According to the Women’s Declaration International: "The concept of ‘gender identity’ makes stereotypes, which organise and maintain women’s inequality, into essential and innate conditions, thereby undermining women’s sex-based rights."

Ms Ovens says gender ideology is essentially misogynist because it reinforces outdated sexual stereotypes that perpetuate women’s oppression.

The Women’s Rights Party says the addition of the terms “sex characteristics”, “secondary sex characteristics “ and “variations of sex charactaristics” in the Bill do not add anything useful to the Human Rights Act.

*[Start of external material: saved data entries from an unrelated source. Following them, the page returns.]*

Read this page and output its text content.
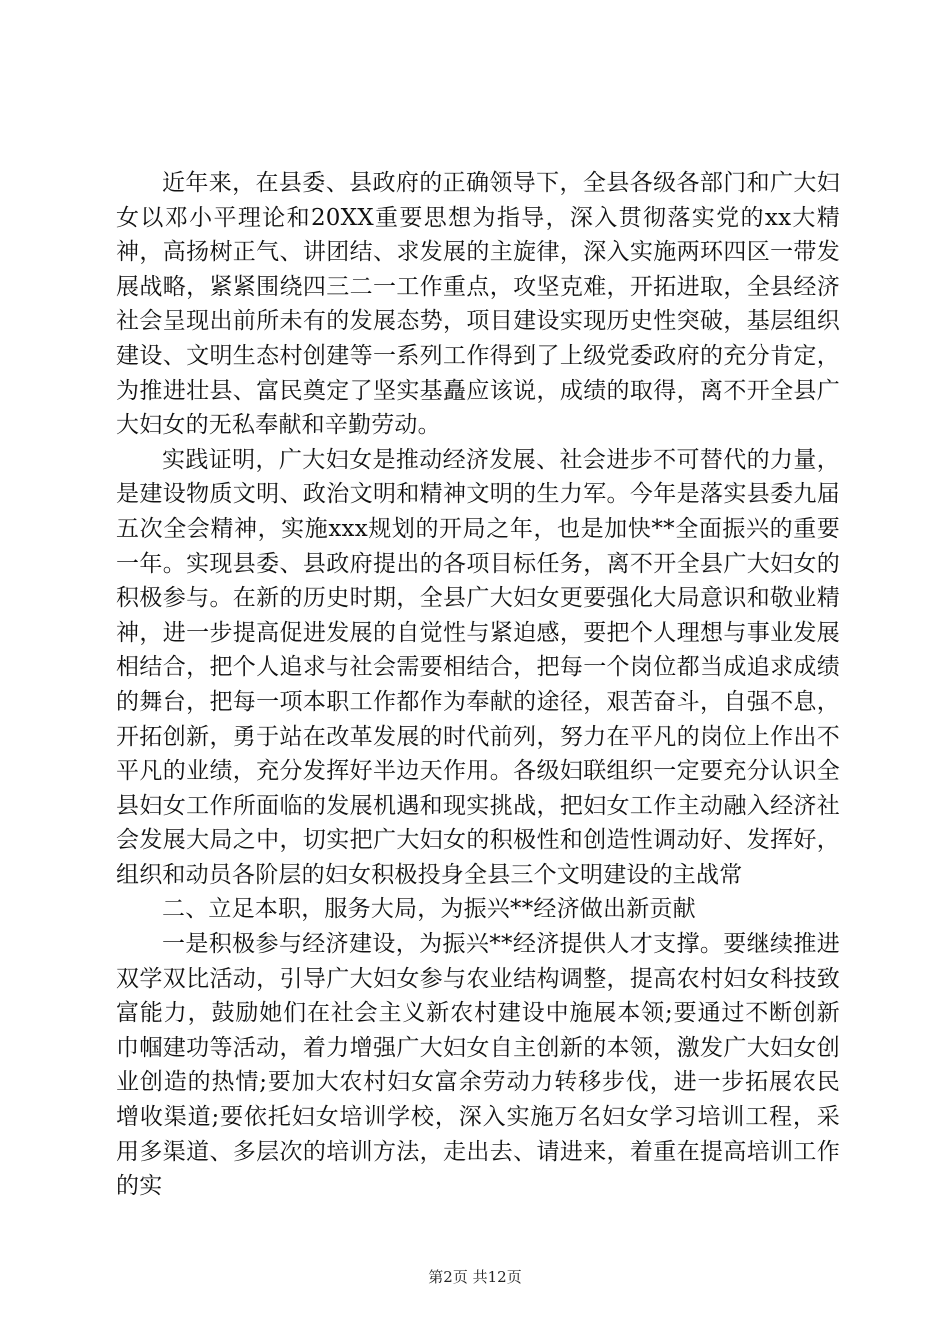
近年来，在县委、县政府的正确领导下，全县各级各部门和广大妇女以邓小平理论和20XX重要思想为指导，深入贯彻落实党的xx大精神，高扬树正气、讲团结、求发展的主旋律，深入实施两环四区一带发展战略，紧紧围绕四三二一工作重点，攻坚克难，开拓进取，全县经济社会呈现出前所未有的发展态势，项目建设实现历史性突破，基层组织建设、文明生态村创建等一系列工作得到了上级党委政府的充分肯定，为推进壮县、富民奠定了坚实基矗应该说，成绩的取得，离不开全县广大妇女的无私奉献和辛勤劳动。

实践证明，广大妇女是推动经济发展、社会进步不可替代的力量，是建设物质文明、政治文明和精神文明的生力军。今年是落实县委九届五次全会精神，实施xxx规划的开局之年，也是加快**全面振兴的重要一年。实现县委、县政府提出的各项目标任务，离不开全县广大妇女的积极参与。在新的历史时期，全县广大妇女更要强化大局意识和敬业精神，进一步提高促进发展的自觉性与紧迫感，要把个人理想与事业发展相结合，把个人追求与社会需要相结合，把每一个岗位都当成追求成绩的舞台，把每一项本职工作都作为奉献的途径，艰苦奋斗，自强不息，开拓创新，勇于站在改革发展的时代前列，努力在平凡的岗位上作出不平凡的业绩，充分发挥好半边天作用。各级妇联组织一定要充分认识全县妇女工作所面临的发展机遇和现实挑战，把妇女工作主动融入经济社会发展大局之中，切实把广大妇女的积极性和创造性调动好、发挥好，组织和动员各阶层的妇女积极投身全县三个文明建设的主战常

二、立足本职，服务大局，为振兴**经济做出新贡献

一是积极参与经济建设，为振兴**经济提供人才支撑。要继续推进双学双比活动，引导广大妇女参与农业结构调整，提高农村妇女科技致富能力，鼓励她们在社会主义新农村建设中施展本领;要通过不断创新巾帼建功等活动，着力增强广大妇女自主创新的本领，激发广大妇女创业创造的热情;要加大农村妇女富余劳动力转移步伐，进一步拓展农民增收渠道;要依托妇女培训学校，深入实施万名妇女学习培训工程，采用多渠道、多层次的培训方法，走出去、请进来，着重在提高培训工作的实

第2页 共12页
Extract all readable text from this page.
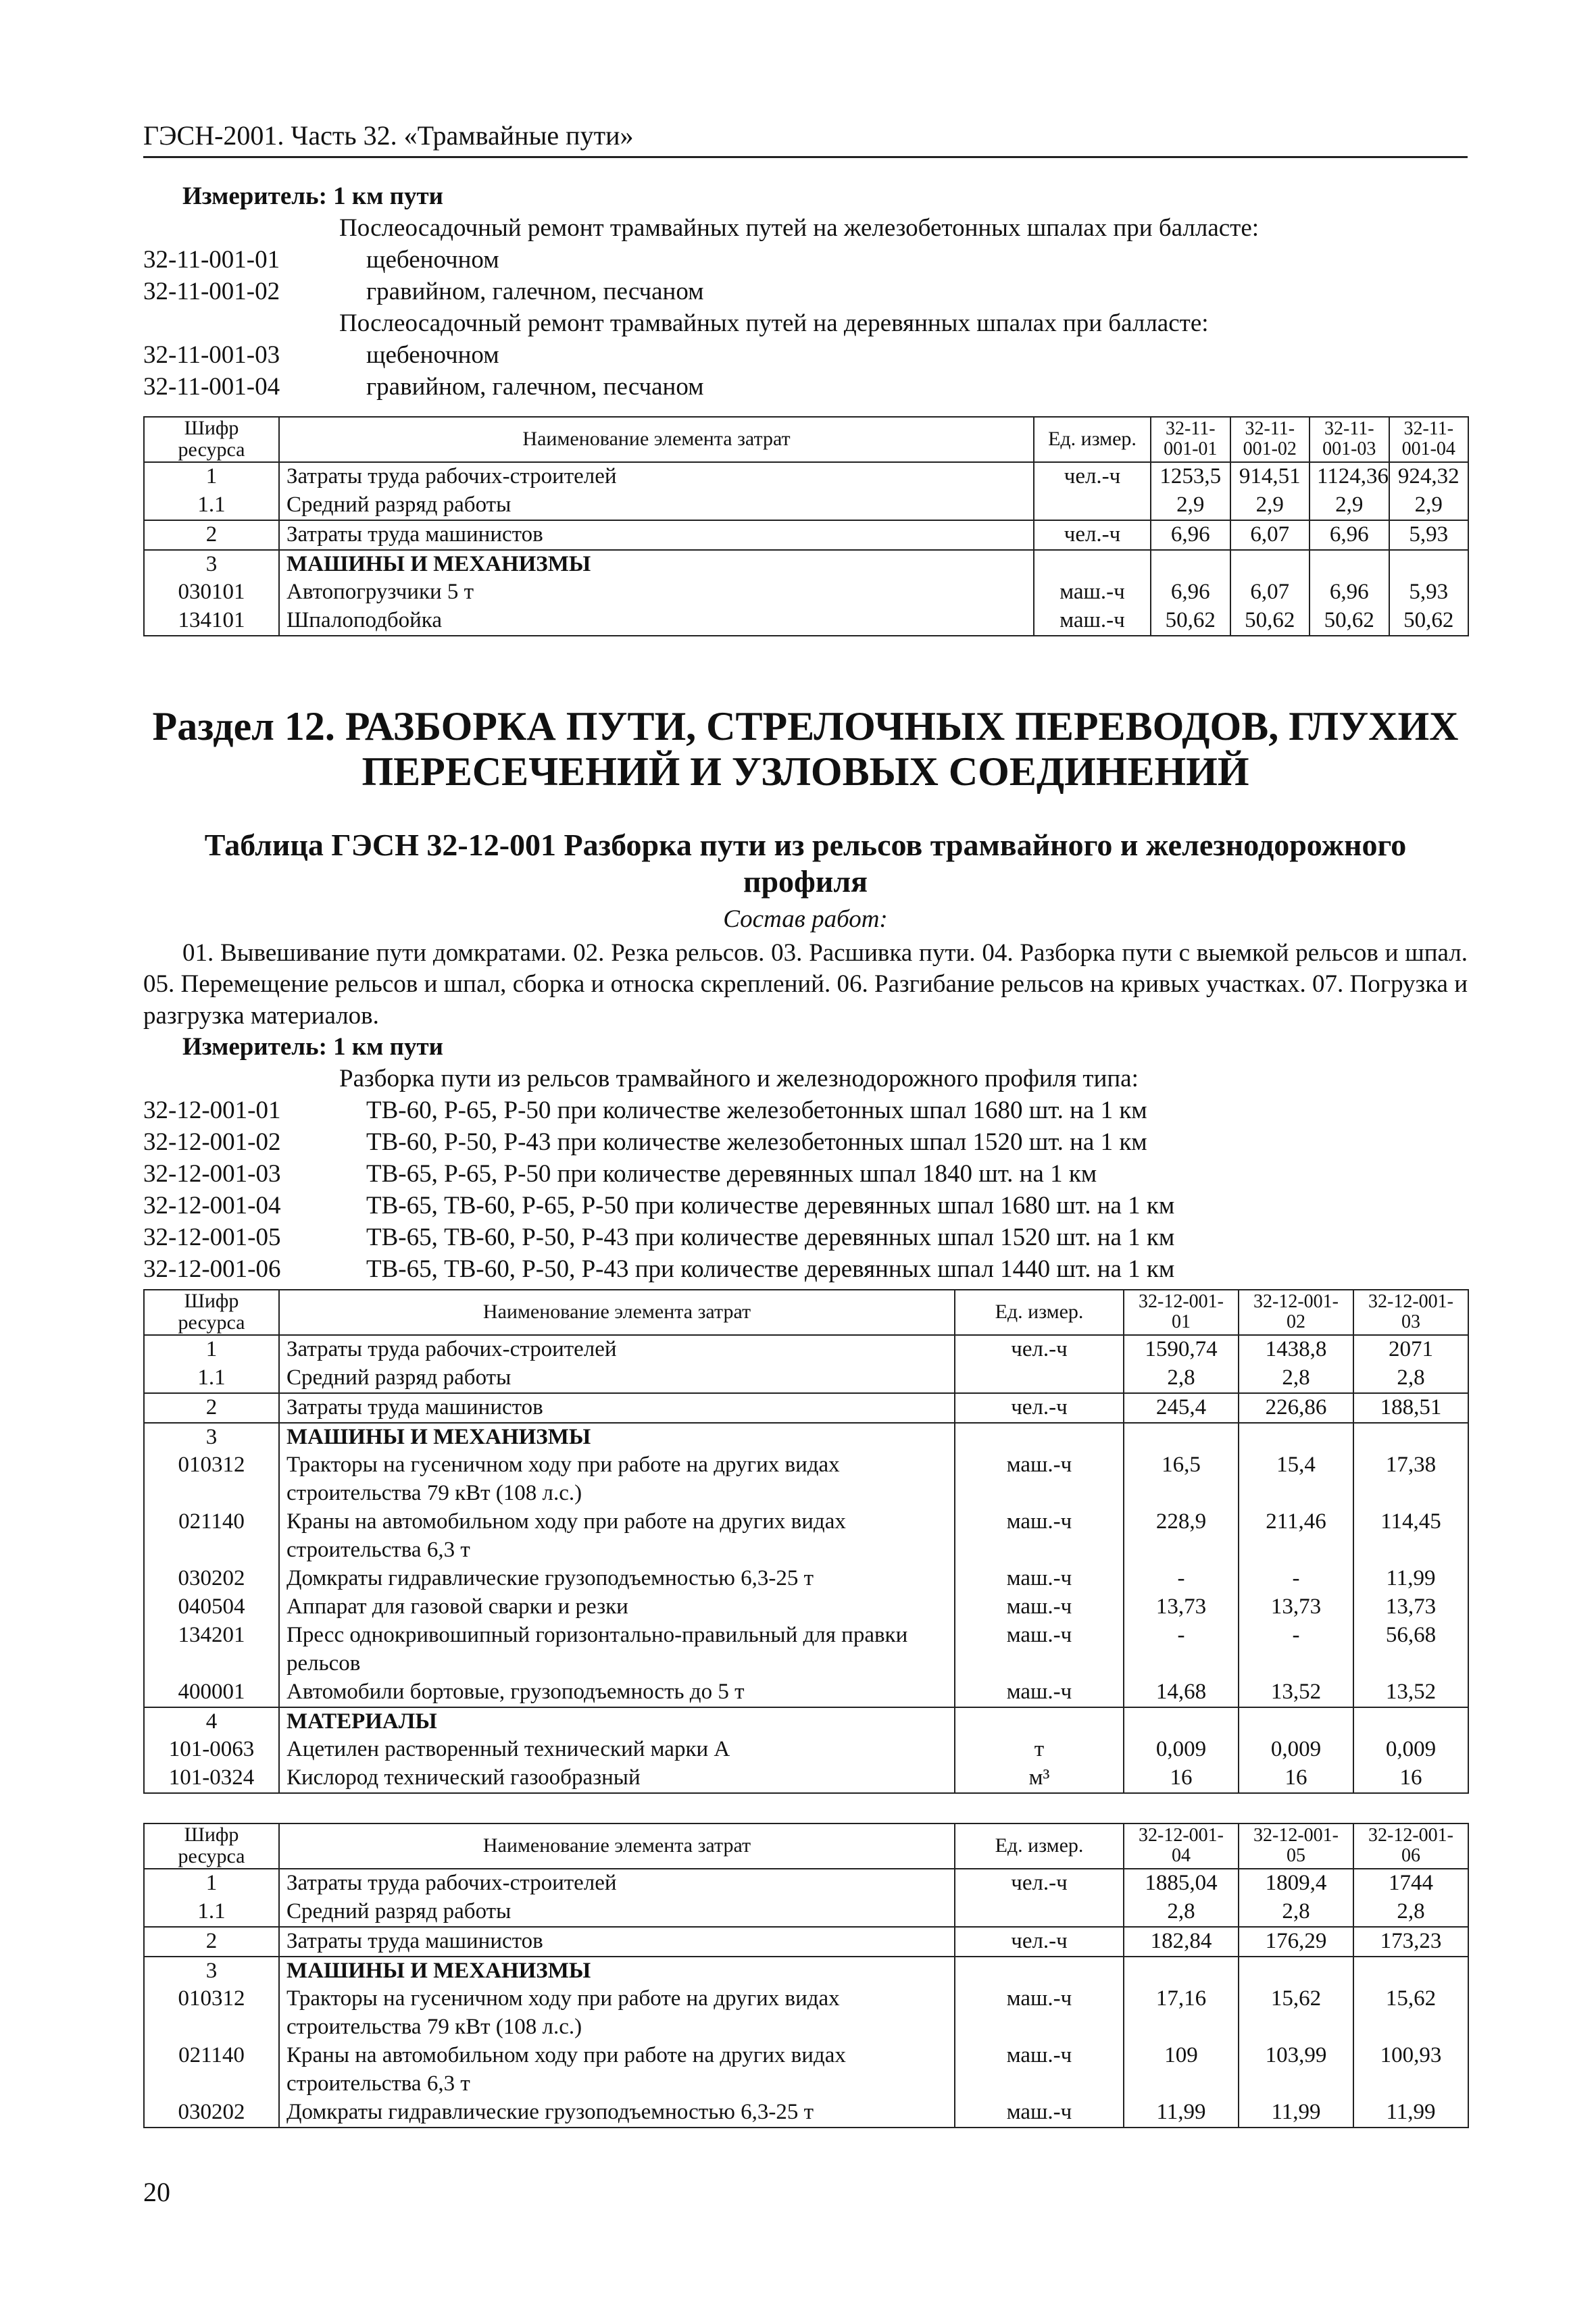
ГЭСН-2001. Часть 32. «Трамвайные пути»
Измеритель: 1 км пути
Послеосадочный ремонт трамвайных путей на железобетонных шпалах при балласте:
32-11-001-01	щебеночном
32-11-001-02	гравийном, галечном, песчаном
Послеосадочный ремонт трамвайных путей на деревянных шпалах при балласте:
32-11-001-03	щебеночном
32-11-001-04	гравийном, галечном, песчаном
Шифр ресурса	Наименование элемента затрат	Ед. измер.	32-11-001-01	32-11-001-02	32-11-001-03	32-11-001-04
1	Затраты труда рабочих-строителей	чел.-ч	1253,5	914,51	1124,36	924,32
1.1	Средний разряд работы		2,9	2,9	2,9	2,9
2	Затраты труда машинистов	чел.-ч	6,96	6,07	6,96	5,93
3	МАШИНЫ И МЕХАНИЗМЫ					
030101	Автопогрузчики 5 т	маш.-ч	6,96	6,07	6,96	5,93
134101	Шпалоподбойка	маш.-ч	50,62	50,62	50,62	50,62
Раздел 12. РАЗБОРКА ПУТИ, СТРЕЛОЧНЫХ ПЕРЕВОДОВ, ГЛУХИХ
ПЕРЕСЕЧЕНИЙ И УЗЛОВЫХ СОЕДИНЕНИЙ
Таблица ГЭСН 32-12-001 Разборка пути из рельсов трамвайного и железнодорожного
профиля
Состав работ:
01. Вывешивание пути домкратами. 02. Резка рельсов. 03. Расшивка пути. 04. Разборка пути с выемкой рельсов и шпал. 05. Перемещение рельсов и шпал, сборка и относка скреплений. 06. Разгибание рельсов на кривых участках. 07. Погрузка и разгрузка материалов.
Измеритель: 1 км пути
Разборка пути из рельсов трамвайного и железнодорожного профиля типа:
32-12-001-01	ТВ-60, Р-65, Р-50 при количестве железобетонных шпал 1680 шт. на 1 км
32-12-001-02	ТВ-60, Р-50, Р-43 при количестве железобетонных шпал 1520 шт. на 1 км
32-12-001-03	ТВ-65, Р-65, Р-50 при количестве деревянных шпал 1840 шт. на 1 км
32-12-001-04	ТВ-65, ТВ-60, Р-65, Р-50 при количестве деревянных шпал 1680 шт. на 1 км
32-12-001-05	ТВ-65, ТВ-60, Р-50, Р-43 при количестве деревянных шпал 1520 шт. на 1 км
32-12-001-06	ТВ-65, ТВ-60, Р-50, Р-43 при количестве деревянных шпал 1440 шт. на 1 км
Шифр ресурса	Наименование элемента затрат	Ед. измер.	32-12-001-01	32-12-001-02	32-12-001-03
1	Затраты труда рабочих-строителей	чел.-ч	1590,74	1438,8	2071
1.1	Средний разряд работы		2,8	2,8	2,8
2	Затраты труда машинистов	чел.-ч	245,4	226,86	188,51
3	МАШИНЫ И МЕХАНИЗМЫ				
010312	Тракторы на гусеничном ходу при работе на других видах строительства 79 кВт (108 л.с.)	маш.-ч	16,5	15,4	17,38
021140	Краны на автомобильном ходу при работе на других видах строительства 6,3 т	маш.-ч	228,9	211,46	114,45
030202	Домкраты гидравлические грузоподъемностью 6,3-25 т	маш.-ч	-	-	11,99
040504	Аппарат для газовой сварки и резки	маш.-ч	13,73	13,73	13,73
134201	Пресс однокривошипный горизонтально-правильный для правки рельсов	маш.-ч	-	-	56,68
400001	Автомобили бортовые, грузоподъемность до 5 т	маш.-ч	14,68	13,52	13,52
4	МАТЕРИАЛЫ				
101-0063	Ацетилен растворенный технический марки А	т	0,009	0,009	0,009
101-0324	Кислород технический газообразный	м³	16	16	16
Шифр ресурса	Наименование элемента затрат	Ед. измер.	32-12-001-04	32-12-001-05	32-12-001-06
1	Затраты труда рабочих-строителей	чел.-ч	1885,04	1809,4	1744
1.1	Средний разряд работы		2,8	2,8	2,8
2	Затраты труда машинистов	чел.-ч	182,84	176,29	173,23
3	МАШИНЫ И МЕХАНИЗМЫ				
010312	Тракторы на гусеничном ходу при работе на других видах строительства 79 кВт (108 л.с.)	маш.-ч	17,16	15,62	15,62
021140	Краны на автомобильном ходу при работе на других видах строительства 6,3 т	маш.-ч	109	103,99	100,93
030202	Домкраты гидравлические грузоподъемностью 6,3-25 т	маш.-ч	11,99	11,99	11,99
20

“Sex” is already a category in the Human Rights Act. If the intent of the Bill is to protect people with differences in sex development (commonly known as “intersex”), that should be made more explicit. Differences in sex development (DSD) is a group of rare conditions involving genes, hormones and reproductive organs, including genitals.

“We are concerned that including ‘variations of sex characteristics’ in the Bill conflates sex and gender, and implies, for example, that medicalised changes are really changes of sex. This is not the case.”

The Women’s Rights Party agrees that people who identify as the opposite sex have a right to their belief in ‘gender’, and to express it through clothing, mannerisms, use of preferred pronouns or name to describe themselves, and so on, but they do not have the right to demand that others agree with that belief.

“This is similar to religious or ethnic beliefs, already covered by the Human Rights Act.”